トレーサビリティーとは、主に流通業界において「物品が生産されてから廃棄するまで、どのような経路を辿っているか、追跡することができる状態」を示す言葉です。
トレーサビリティーは、日本語で「追跡可能性」と訳することもあります。
トレーサビリティーを実現することで、生産・製造者に始まり、加工業者や小売店舗などの情報を視認できるようになります。
この結果、一つの商品において、「どのような人の手を介した商品であるか」を知ることができるようになると同時に、「問題があった場合、どこが原因であったか」を突き止めることも容易になります。
消費者にとっては、原産地くらいしか分からなかった情報が公開されることで、購入時の選択肢が増えるのです。このような理由から、トレーサビリティーは、特に高い安全性や品質を求められる、食品の流通を中心に注目されるようになりました。

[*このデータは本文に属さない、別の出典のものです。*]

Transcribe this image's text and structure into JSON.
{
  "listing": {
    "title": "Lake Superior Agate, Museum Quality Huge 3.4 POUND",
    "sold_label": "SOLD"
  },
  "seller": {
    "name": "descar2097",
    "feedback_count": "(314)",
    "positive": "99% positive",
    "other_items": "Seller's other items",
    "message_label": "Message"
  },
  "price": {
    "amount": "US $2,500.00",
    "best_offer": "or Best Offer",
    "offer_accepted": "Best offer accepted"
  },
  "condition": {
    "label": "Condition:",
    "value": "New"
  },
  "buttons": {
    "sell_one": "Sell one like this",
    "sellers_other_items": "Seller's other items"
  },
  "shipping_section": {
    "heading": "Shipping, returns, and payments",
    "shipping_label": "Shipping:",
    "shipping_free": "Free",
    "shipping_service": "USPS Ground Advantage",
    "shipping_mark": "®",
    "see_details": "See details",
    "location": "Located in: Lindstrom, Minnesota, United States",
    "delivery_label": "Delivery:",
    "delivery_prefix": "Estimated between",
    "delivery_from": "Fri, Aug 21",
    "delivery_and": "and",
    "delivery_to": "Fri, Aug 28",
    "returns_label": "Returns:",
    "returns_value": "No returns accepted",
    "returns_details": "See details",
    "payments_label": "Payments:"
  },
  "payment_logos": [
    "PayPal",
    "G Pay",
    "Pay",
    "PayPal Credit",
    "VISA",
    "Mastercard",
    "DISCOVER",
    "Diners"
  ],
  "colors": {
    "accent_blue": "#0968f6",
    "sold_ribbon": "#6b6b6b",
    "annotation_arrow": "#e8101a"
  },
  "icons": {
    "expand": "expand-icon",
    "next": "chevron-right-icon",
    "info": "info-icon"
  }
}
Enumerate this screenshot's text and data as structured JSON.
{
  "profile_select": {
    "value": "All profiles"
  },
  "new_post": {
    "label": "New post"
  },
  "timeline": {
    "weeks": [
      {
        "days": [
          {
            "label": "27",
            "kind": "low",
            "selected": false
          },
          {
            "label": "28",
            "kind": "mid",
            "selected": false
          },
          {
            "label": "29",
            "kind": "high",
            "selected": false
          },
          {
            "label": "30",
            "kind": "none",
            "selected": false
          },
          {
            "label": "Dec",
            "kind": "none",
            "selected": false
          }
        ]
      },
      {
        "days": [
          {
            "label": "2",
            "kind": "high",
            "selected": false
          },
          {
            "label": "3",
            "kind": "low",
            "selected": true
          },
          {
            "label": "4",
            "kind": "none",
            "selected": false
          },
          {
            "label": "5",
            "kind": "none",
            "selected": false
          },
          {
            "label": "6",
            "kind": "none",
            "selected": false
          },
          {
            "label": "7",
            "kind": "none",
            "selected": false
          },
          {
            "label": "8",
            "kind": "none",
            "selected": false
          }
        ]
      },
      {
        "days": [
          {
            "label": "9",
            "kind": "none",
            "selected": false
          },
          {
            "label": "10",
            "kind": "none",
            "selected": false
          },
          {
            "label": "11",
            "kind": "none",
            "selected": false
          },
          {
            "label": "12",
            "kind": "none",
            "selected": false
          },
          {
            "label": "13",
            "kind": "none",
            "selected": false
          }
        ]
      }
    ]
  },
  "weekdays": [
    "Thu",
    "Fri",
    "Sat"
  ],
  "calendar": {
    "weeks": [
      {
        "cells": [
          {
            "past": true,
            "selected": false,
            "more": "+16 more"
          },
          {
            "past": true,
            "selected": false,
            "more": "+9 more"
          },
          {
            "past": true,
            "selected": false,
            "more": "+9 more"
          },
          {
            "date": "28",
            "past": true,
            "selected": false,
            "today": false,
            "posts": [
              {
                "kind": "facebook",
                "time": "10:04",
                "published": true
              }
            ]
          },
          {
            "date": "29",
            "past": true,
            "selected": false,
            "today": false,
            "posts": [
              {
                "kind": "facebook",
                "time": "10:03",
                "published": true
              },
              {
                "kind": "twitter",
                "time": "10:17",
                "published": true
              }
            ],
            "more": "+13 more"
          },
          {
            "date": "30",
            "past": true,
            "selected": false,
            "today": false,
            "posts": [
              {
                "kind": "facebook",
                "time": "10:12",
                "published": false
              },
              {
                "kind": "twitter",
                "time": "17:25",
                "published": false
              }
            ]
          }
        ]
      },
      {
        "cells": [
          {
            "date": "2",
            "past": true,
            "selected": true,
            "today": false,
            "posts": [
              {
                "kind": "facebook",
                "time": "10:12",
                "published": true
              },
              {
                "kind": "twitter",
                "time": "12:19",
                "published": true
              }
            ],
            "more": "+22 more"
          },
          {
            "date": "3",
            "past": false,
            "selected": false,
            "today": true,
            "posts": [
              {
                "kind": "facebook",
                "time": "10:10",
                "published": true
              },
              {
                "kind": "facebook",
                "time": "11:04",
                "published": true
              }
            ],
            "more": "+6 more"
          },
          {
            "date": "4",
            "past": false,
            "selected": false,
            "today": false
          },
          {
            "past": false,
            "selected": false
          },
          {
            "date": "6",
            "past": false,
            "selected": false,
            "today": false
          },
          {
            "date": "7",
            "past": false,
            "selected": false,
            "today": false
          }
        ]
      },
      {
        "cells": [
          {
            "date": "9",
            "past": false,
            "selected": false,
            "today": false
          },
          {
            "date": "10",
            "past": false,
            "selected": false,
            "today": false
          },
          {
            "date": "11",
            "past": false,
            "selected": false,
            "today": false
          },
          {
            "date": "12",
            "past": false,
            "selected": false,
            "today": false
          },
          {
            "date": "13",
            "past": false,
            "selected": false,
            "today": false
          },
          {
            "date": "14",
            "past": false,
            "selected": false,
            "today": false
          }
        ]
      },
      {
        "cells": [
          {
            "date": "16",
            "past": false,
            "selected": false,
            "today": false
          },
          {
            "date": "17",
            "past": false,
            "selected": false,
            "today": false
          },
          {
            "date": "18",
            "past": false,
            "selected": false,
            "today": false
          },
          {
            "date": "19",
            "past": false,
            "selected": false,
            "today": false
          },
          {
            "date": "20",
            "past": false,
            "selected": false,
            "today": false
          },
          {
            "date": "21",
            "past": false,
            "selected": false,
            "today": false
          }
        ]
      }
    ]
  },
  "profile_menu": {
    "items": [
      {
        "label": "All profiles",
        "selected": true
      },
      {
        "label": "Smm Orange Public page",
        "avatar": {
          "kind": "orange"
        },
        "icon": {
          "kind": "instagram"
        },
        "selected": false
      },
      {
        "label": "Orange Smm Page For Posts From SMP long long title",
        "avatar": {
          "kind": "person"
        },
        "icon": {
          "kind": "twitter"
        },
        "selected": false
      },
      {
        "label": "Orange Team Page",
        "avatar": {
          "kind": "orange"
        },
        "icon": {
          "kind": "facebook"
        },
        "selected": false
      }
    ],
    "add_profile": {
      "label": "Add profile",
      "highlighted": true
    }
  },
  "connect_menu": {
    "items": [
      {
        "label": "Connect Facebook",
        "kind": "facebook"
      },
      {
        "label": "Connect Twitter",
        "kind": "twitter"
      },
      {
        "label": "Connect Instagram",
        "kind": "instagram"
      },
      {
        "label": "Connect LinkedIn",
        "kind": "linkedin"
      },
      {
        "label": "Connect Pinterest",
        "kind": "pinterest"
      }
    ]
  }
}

その他、品質が問われる工業製品や、どこでどのように運ばれているかが重要である宅配便などでも、幅広く導入されています。
なお、トレーサビリティーという言葉は、計測器に関連する用語としても用いられています。計測結果の信頼性を保つため、その測定に用いられた機器が、国際基準などを満たすように校正されているかを示す言葉です。
流通用語との区別をつけるため「計量計測トレーサビリティー」などと表現することもあります。